Karilka - 23-06-2008 17:03
My jedziemy pod namiot z 2 psami i zapowiada sie fajna zabawa;).
wietrzny - 25-06-2008 22:41
dodatkowy namiocik to raczej kiepski pomysł, chyba, że tworzy się zwartą konstrukcję z kilku namiotów. Z braku przedsionka, można użyć 2 sznurków od namiotu do śledzi/patyków w ziemii/czegokolwiek, na takich napiętych linkach przypinamy dowolną płachtę - jak jadę z namiotem bez przedsionka stosuję pałatkę.
Generalinie Czort śpi w środku w namiocie.
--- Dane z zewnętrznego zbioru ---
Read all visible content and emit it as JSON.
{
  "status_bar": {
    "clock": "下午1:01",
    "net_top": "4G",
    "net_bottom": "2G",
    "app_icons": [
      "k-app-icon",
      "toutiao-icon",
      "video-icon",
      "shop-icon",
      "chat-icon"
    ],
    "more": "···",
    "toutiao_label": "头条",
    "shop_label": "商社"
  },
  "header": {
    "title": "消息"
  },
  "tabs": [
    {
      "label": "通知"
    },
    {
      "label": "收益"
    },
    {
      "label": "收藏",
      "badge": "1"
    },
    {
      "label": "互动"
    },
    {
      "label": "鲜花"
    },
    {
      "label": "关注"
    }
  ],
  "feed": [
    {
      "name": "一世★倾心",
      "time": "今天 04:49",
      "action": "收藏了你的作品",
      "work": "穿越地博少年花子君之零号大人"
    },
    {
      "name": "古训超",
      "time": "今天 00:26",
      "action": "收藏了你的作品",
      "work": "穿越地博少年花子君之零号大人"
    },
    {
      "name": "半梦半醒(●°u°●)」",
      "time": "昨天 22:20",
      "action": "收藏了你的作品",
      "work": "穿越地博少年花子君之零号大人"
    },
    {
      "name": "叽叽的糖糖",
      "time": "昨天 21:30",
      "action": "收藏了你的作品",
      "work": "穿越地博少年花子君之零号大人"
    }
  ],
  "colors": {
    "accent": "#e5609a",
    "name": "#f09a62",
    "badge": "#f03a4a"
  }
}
Pomysł z linką do śledzia został zrewidowany, jak okazało się, że albo przegryzie linkę, albo namiot traci śledzia. Generalnie odradzam trzymanie psa w przedsionku - to swietne miejsce na miskę, nie na psiaka. Pies w środku śpi ze stadem - to świetny sposób by zaczął postrzegać że jest z nami, a do śpiwora nie trzeba go wpuszczać, lepiej dać mu jeszcze jeden karimat, jakiś koc ... a co do błota przy wejściu ręcznik - to jest do rozwiązania. W końcu pies też może nauczyć się namiotowych zachowań.
Wiele zależy też od typu namiotu - w tych typu iglo jest całkiem wygodnie, tylko trzeba pamiętać, żeby zamki nie łączyły się na dole (w zasięgu psiego nosa, czy łapy) bo sobie piesek wyjdzie. W namiotach zapinanych na dole (np dawny mikrus) niestety pies sobie wchodzi i wychodzi sam. Linka do śledzia mu w tym tylko pomaga.
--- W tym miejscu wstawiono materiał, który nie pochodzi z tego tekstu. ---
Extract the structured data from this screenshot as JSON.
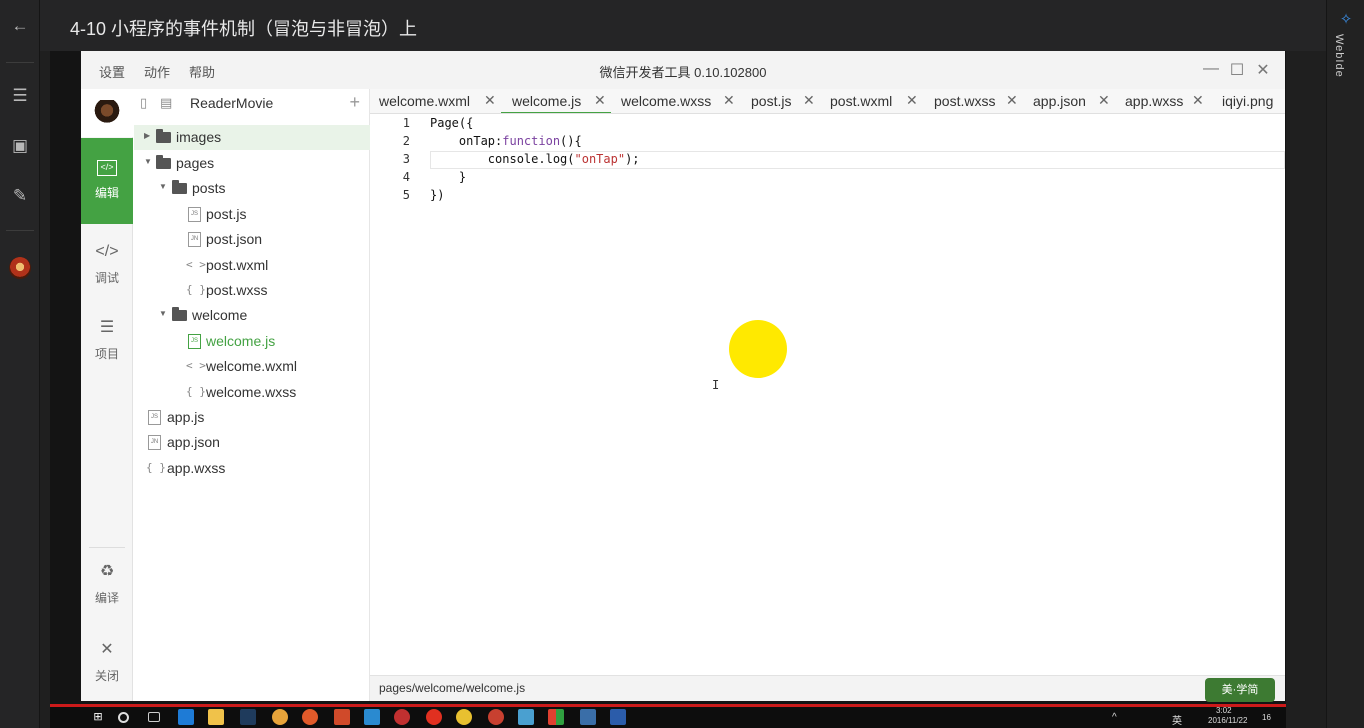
{
  "lesson_title": "4-10 小程序的事件机制（冒泡与非冒泡）上",
  "webide": {
    "label": "WebIde"
  },
  "menu": {
    "settings": "设置",
    "action": "动作",
    "help": "帮助"
  },
  "window_title": "微信开发者工具 0.10.102800",
  "sidebar": {
    "edit": "编辑",
    "debug": "调试",
    "project": "项目",
    "compile": "编译",
    "close": "关闭"
  },
  "tree": {
    "project_name": "ReaderMovie",
    "nodes": [
      {
        "label": "images"
      },
      {
        "label": "pages"
      },
      {
        "label": "posts"
      },
      {
        "label": "post.js",
        "icon": "JS"
      },
      {
        "label": "post.json",
        "icon": "JN"
      },
      {
        "label": "post.wxml",
        "icon": "< >"
      },
      {
        "label": "post.wxss",
        "icon": "{ }"
      },
      {
        "label": "welcome"
      },
      {
        "label": "welcome.js",
        "icon": "JS"
      },
      {
        "label": "welcome.wxml",
        "icon": "< >"
      },
      {
        "label": "welcome.wxss",
        "icon": "{ }"
      },
      {
        "label": "app.js",
        "icon": "JS"
      },
      {
        "label": "app.json",
        "icon": "JN"
      },
      {
        "label": "app.wxss",
        "icon": "{ }"
      }
    ]
  },
  "tabs": [
    {
      "label": "welcome.wxml"
    },
    {
      "label": "welcome.js"
    },
    {
      "label": "welcome.wxss"
    },
    {
      "label": "post.js"
    },
    {
      "label": "post.wxml"
    },
    {
      "label": "post.wxss"
    },
    {
      "label": "app.json"
    },
    {
      "label": "app.wxss"
    },
    {
      "label": "iqiyi.png"
    }
  ],
  "code": {
    "line_numbers": [
      "1",
      "2",
      "3",
      "4",
      "5"
    ],
    "lines": {
      "l1": "Page({",
      "l2_name": "    onTap:",
      "l2_kw": "function",
      "l2_rest": "(){",
      "l3_a": "        console.log(",
      "l3_str": "\"onTap\"",
      "l3_b": ");",
      "l4": "    }",
      "l5": "})"
    }
  },
  "status_path": "pages/welcome/welcome.js",
  "badge": "美·学简",
  "tray": {
    "time": "3:02",
    "date": "2016/11/22",
    "lang": "英",
    "notify": "16"
  },
  "colors": {
    "accent": "#44a243",
    "highlight_dot": "#ffe900",
    "taskbar_border": "#cc1a1a"
  }
}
I jedna dość nieprzyjemna kwestia campingowa - właściciele takich miejsc miewają psy - te uważają często całe pole namiotowe za swój teren - konflikt wisi w powietrzu. Podobnym problemem bywają inne psy - potrafią podkradać jedzenie ... jednym słowem trzeba być przygotowanym na rozwiązywanie takich konfliktów.
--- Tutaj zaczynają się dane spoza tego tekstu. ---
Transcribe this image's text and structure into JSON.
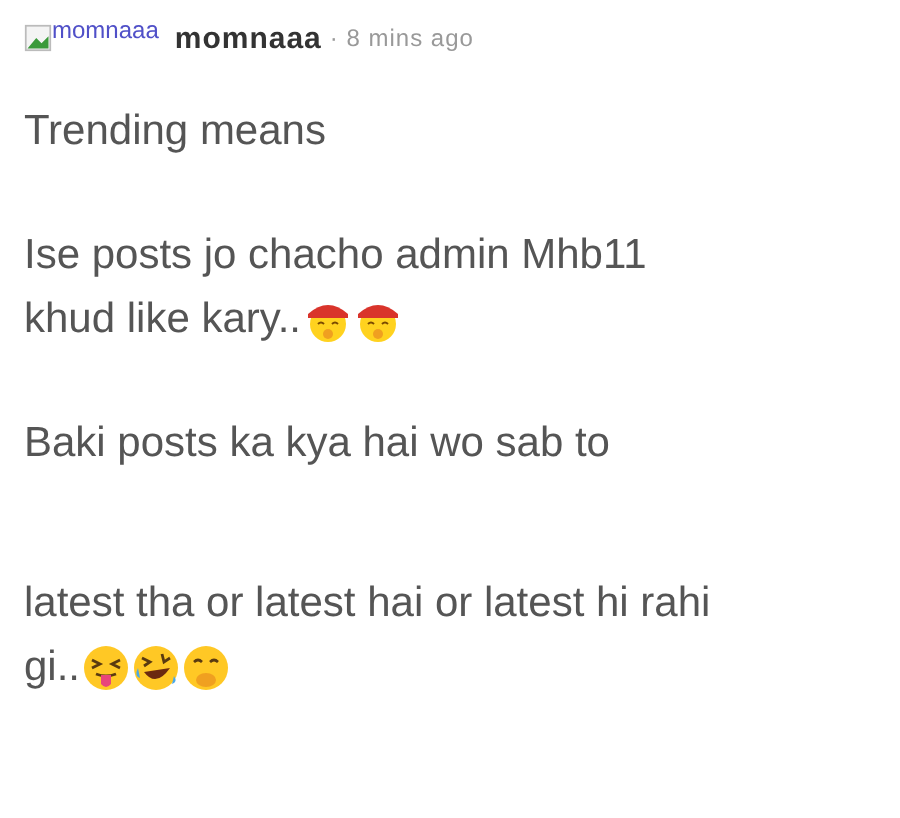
{
  "header": {
    "avatar_alt": "momnaaa",
    "username": "momnaaa",
    "meta": "· 8 mins ago"
  },
  "paragraphs": [
    {
      "lines": [
        {
          "text": "Trending means"
        }
      ]
    },
    {
      "lines": [
        {
          "text": "Ise posts jo chacho admin Mhb11"
        },
        {
          "text": "khud like kary..",
          "emojis": [
            {
              "kind": "hat-smile"
            },
            {
              "kind": "hat-smile"
            }
          ]
        }
      ]
    },
    {
      "lines": [
        {
          "text": "Baki posts ka kya hai wo sab to"
        }
      ]
    },
    {
      "lines": [
        {
          "text": "latest tha or latest hai or latest hi rahi"
        },
        {
          "text": "gi..",
          "emojis": [
            {
              "kind": "tongue-squint"
            },
            {
              "kind": "rofl"
            },
            {
              "kind": "hand-over-mouth"
            }
          ]
        }
      ]
    }
  ]
}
P.S. ten pomysł z linka do paska wygląda ciekawie, muszę przetestować. Na razie tylko przypinam smycz do paska, żeby mieć wolne ręce
Bursztynka13 - 06-07-2008 20:36
Zamierzam te wakacje (sierpień) spędzić pod namiotem, a że będę korzystać z sadu cioci i będę w tak wielkim namiocie (miejsce dla 7 osób +wieeelki przedsionek) sama (nielicząc Bursztyna:eviltong:) wpuszcze go do sypialni-legowisko wstawię w kąt, a przedsinek zostawię na miski itp.;)
soti - 23-07-2008 11:04
Cześć, a czy możecie polecić jakieś fajne miejsca gdzieś na Śląsku? Gdyby jeszcze w pobliżu było jezioro to w ogóle super.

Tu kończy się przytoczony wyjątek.